UN warns over inertia after record greenhouse gas pollution

Global Business

Greenhouse gases in the atmosphere hit a new record this year, according to a new report by the United Nations.

It’s the latest warning from meteorologists concerned time is running out to stop irreversible climate change.

As CGTN’s Owen Fairclough reports, there’s also concern that the collective will to do anything about it is diminishing.

Sydney was engulfed in yet another bushfire haze on Friday — catapulting Australia’s largest city into the world’s top ten most-polluted cities.

And on Monday, the United Nations announced greenhouse gases that trap heat in Earth’s atmosphere hit a record this year.

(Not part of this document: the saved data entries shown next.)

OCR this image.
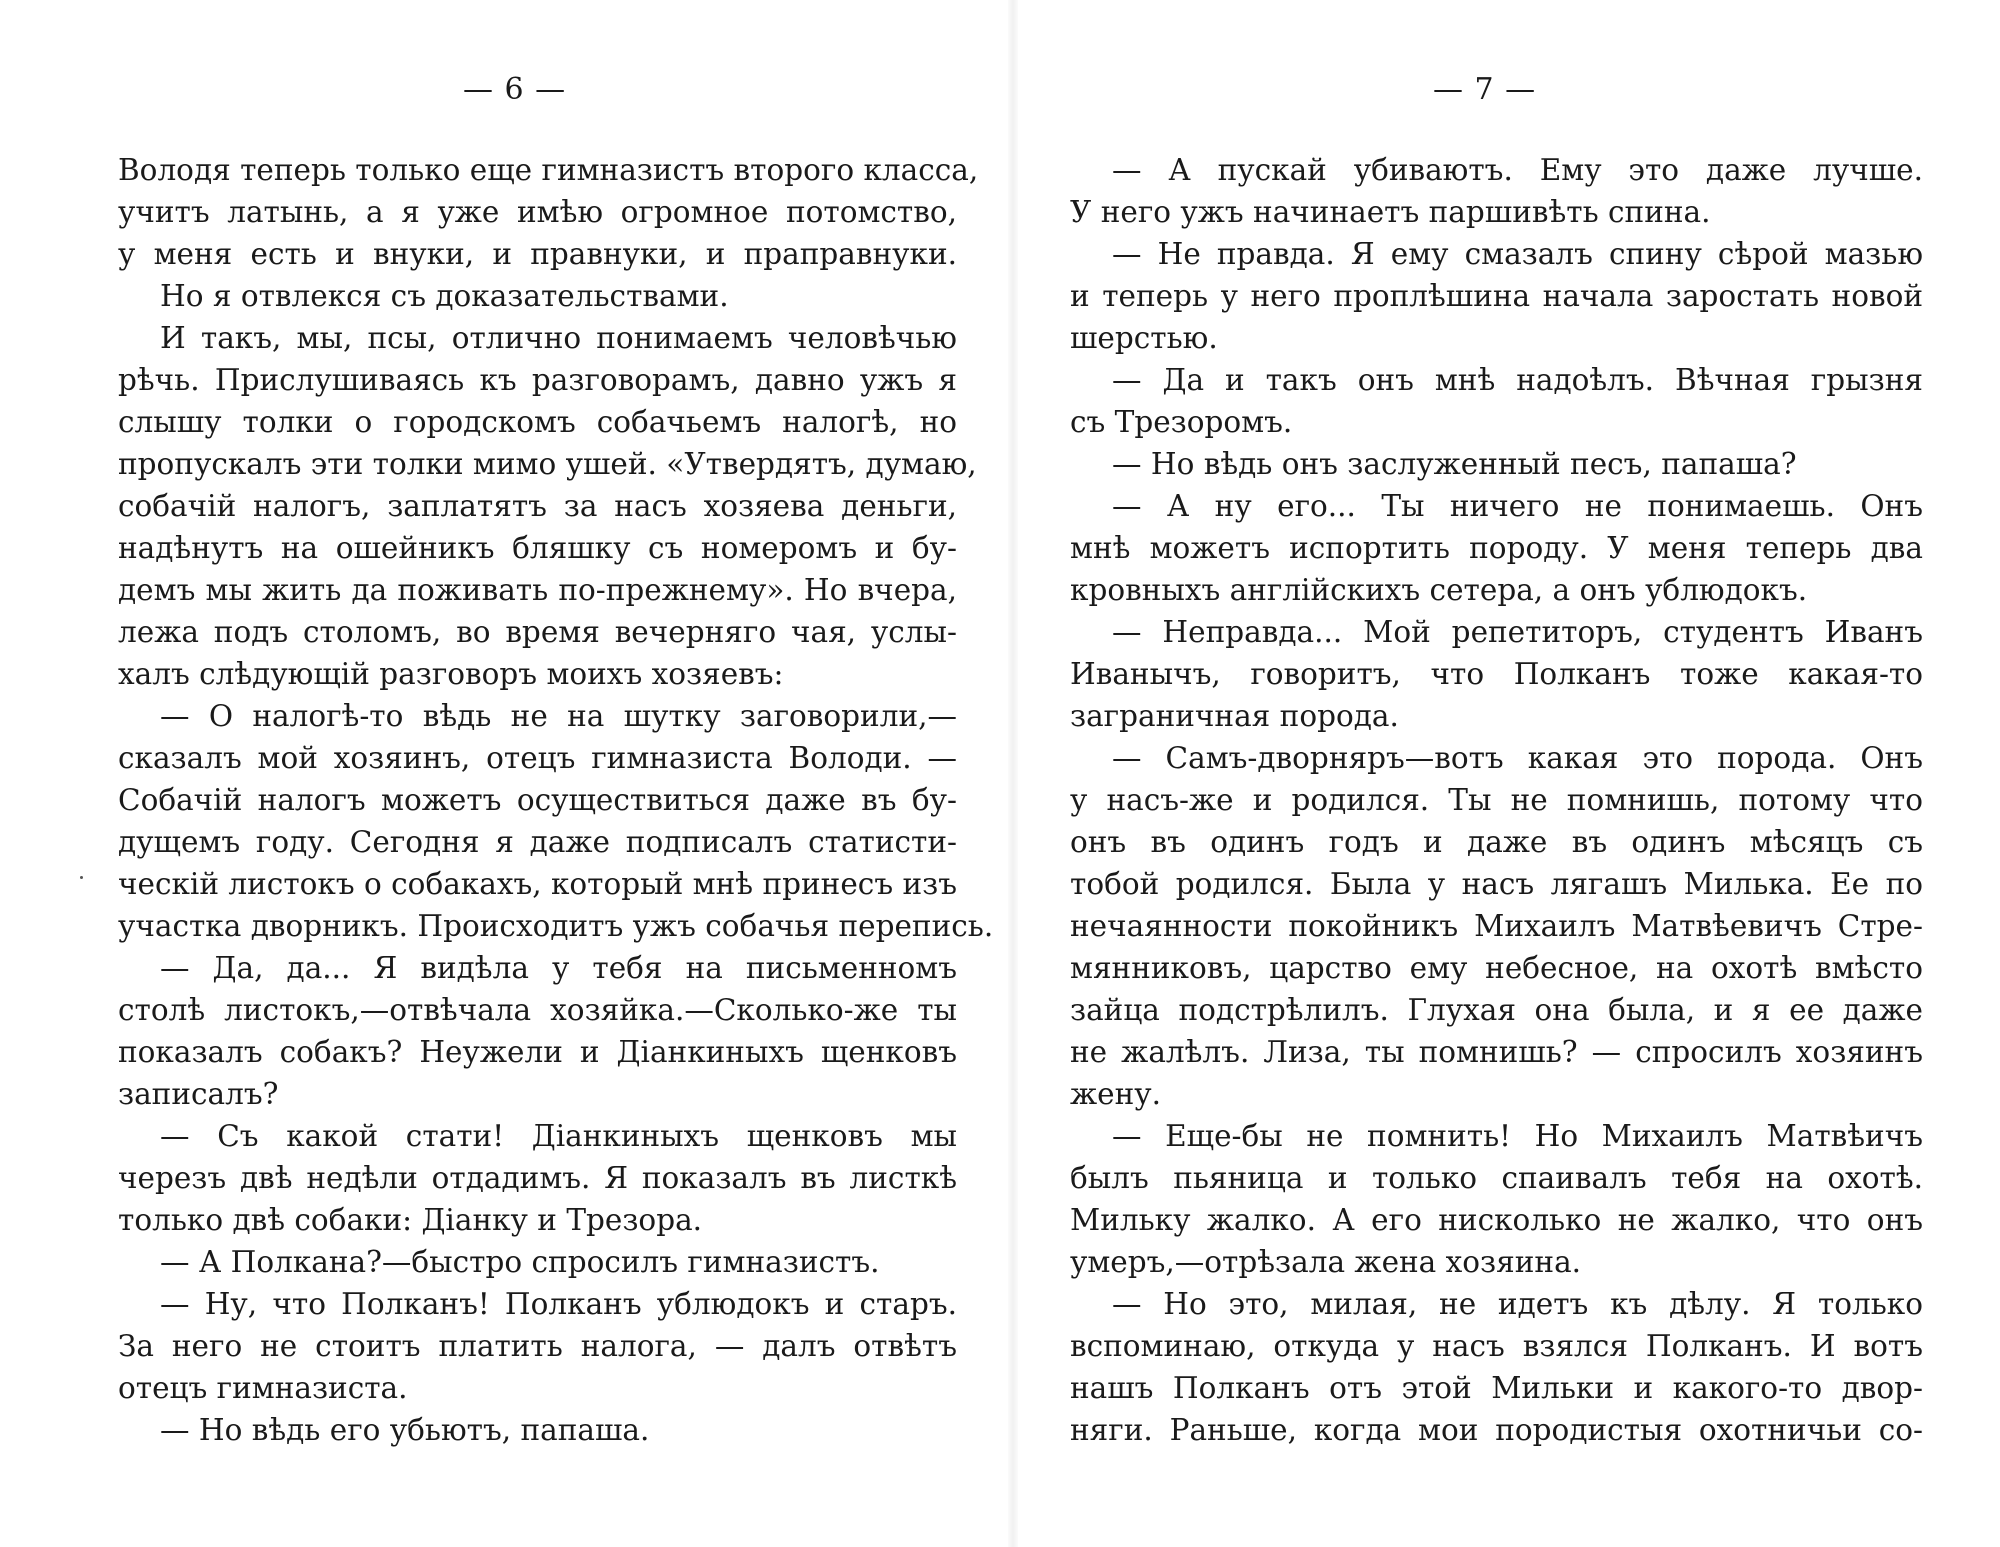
— 6 —
Володя теперь только еще гимназистъ второго класса,
учитъ латынь, а я уже имѣю огромное потомство,
у меня есть и внуки, и правнуки, и праправнуки.
Но я отвлекся съ доказательствами.
И такъ, мы, псы, отлично понимаемъ человѣчью
рѣчь. Прислушиваясь къ разговорамъ, давно ужъ я
слышу толки о городскомъ собачьемъ налогѣ, но
пропускалъ эти толки мимо ушей. «Утвердятъ, думаю,
собачій налогъ, заплатятъ за насъ хозяева деньги,
надѣнутъ на ошейникъ бляшку съ номеромъ и бу-
демъ мы жить да поживать по-прежнему». Но вчера,
лежа подъ столомъ, во время вечерняго чая, услы-
халъ слѣдующій разговоръ моихъ хозяевъ:
— О налогѣ-то вѣдь не на шутку заговорили,—
сказалъ мой хозяинъ, отецъ гимназиста Володи. —
Собачій налогъ можетъ осуществиться даже въ бу-
дущемъ году. Сегодня я даже подписалъ статисти-
ческій листокъ о собакахъ, который мнѣ принесъ изъ
участка дворникъ. Происходитъ ужъ собачья перепись.
— Да, да... Я видѣла у тебя на письменномъ
столѣ листокъ,—отвѣчала хозяйка.—Сколько-же ты
показалъ собакъ? Неужели и Діанкиныхъ щенковъ
записалъ?
— Съ какой стати! Діанкиныхъ щенковъ мы
черезъ двѣ недѣли отдадимъ. Я показалъ въ листкѣ
только двѣ собаки: Діанку и Трезора.
— А Полкана?—быстро спросилъ гимназистъ.
— Ну, что Полканъ! Полканъ ублюдокъ и старъ.
За него не стоитъ платить налога, — далъ отвѣтъ
отецъ гимназиста.
— Но вѣдь его убьютъ, папаша.
— 7 —
— А пускай убиваютъ. Ему это даже лучше.
У него ужъ начинаетъ паршивѣть спина.
— Не правда. Я ему смазалъ спину сѣрой мазью
и теперь у него проплѣшина начала заростать новой
шерстью.
— Да и такъ онъ мнѣ надоѣлъ. Вѣчная грызня
съ Трезоромъ.
— Но вѣдь онъ заслуженный песъ, папаша?
— А ну его... Ты ничего не понимаешь. Онъ
мнѣ можетъ испортить породу. У меня теперь два
кровныхъ англійскихъ сетера, а онъ ублюдокъ.
— Неправда... Мой репетиторъ, студентъ Иванъ
Иванычъ, говоритъ, что Полканъ тоже какая-то
заграничная порода.
— Самъ-дворняръ—вотъ какая это порода. Онъ
у насъ-же и родился. Ты не помнишь, потому что
онъ въ одинъ годъ и даже въ одинъ мѣсяцъ съ
тобой родился. Была у насъ лягашъ Милька. Ее по
нечаянности покойникъ Михаилъ Матвѣевичъ Стре-
мянниковъ, царство ему небесное, на охотѣ вмѣсто
зайца подстрѣлилъ. Глухая она была, и я ее даже
не жалѣлъ. Лиза, ты помнишь? — спросилъ хозяинъ
жену.
— Еще-бы не помнить! Но Михаилъ Матвѣичъ
былъ пьяница и только спаивалъ тебя на охотѣ.
Мильку жалко. А его нисколько не жалко, что онъ
умеръ,—отрѣзала жена хозяина.
— Но это, милая, не идетъ къ дѣлу. Я только
вспоминаю, откуда у насъ взялся Полканъ. И вотъ
нашъ Полканъ отъ этой Мильки и какого-то двор-
няги. Раньше, когда мои породистыя охотничьи со-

Petteri Taalas, Secretary-General of the U.N.’s World Meteorological Organization, told a news conference: “We have again broken records in carbon dioxide concentrations, and we have already exceeded 400ppm level, which is regarded as a critical level that happened already two years ago. And this growth of carbon dioxide concentration continues.”

Bushfires may be common in Australia.

But meteorologists said record heat caused by climate change is partly to blame—and its impact across the world is accelerating, from California’s wildfires to the hottest summer ever in France, while Arctic ice melt is changing the planet’s entire water system.

And if advanced economies were once responsible for nearly all pollution, that’s changing.

“There has also been fairly strong growth in the emissions of non-OECD countries,” Taalas said.

“And this is demonstrating that if we want to solve this problem, we have to have global efforts. The European Union nor the USA cannot solve it alone, nor China, we have to have all the countries on board.”

But the U.S. isn’t on board. Under President Trump, environmental regulations are being rolled back to favor fossil fuels such as coal.

And earlier this month the Trump administration formally served notice that it would withdraw from the Paris accord designed to limit harmful emissions.

The U.N. said unless temperatures start to fall next year, irreversible climate change can’t be prevented.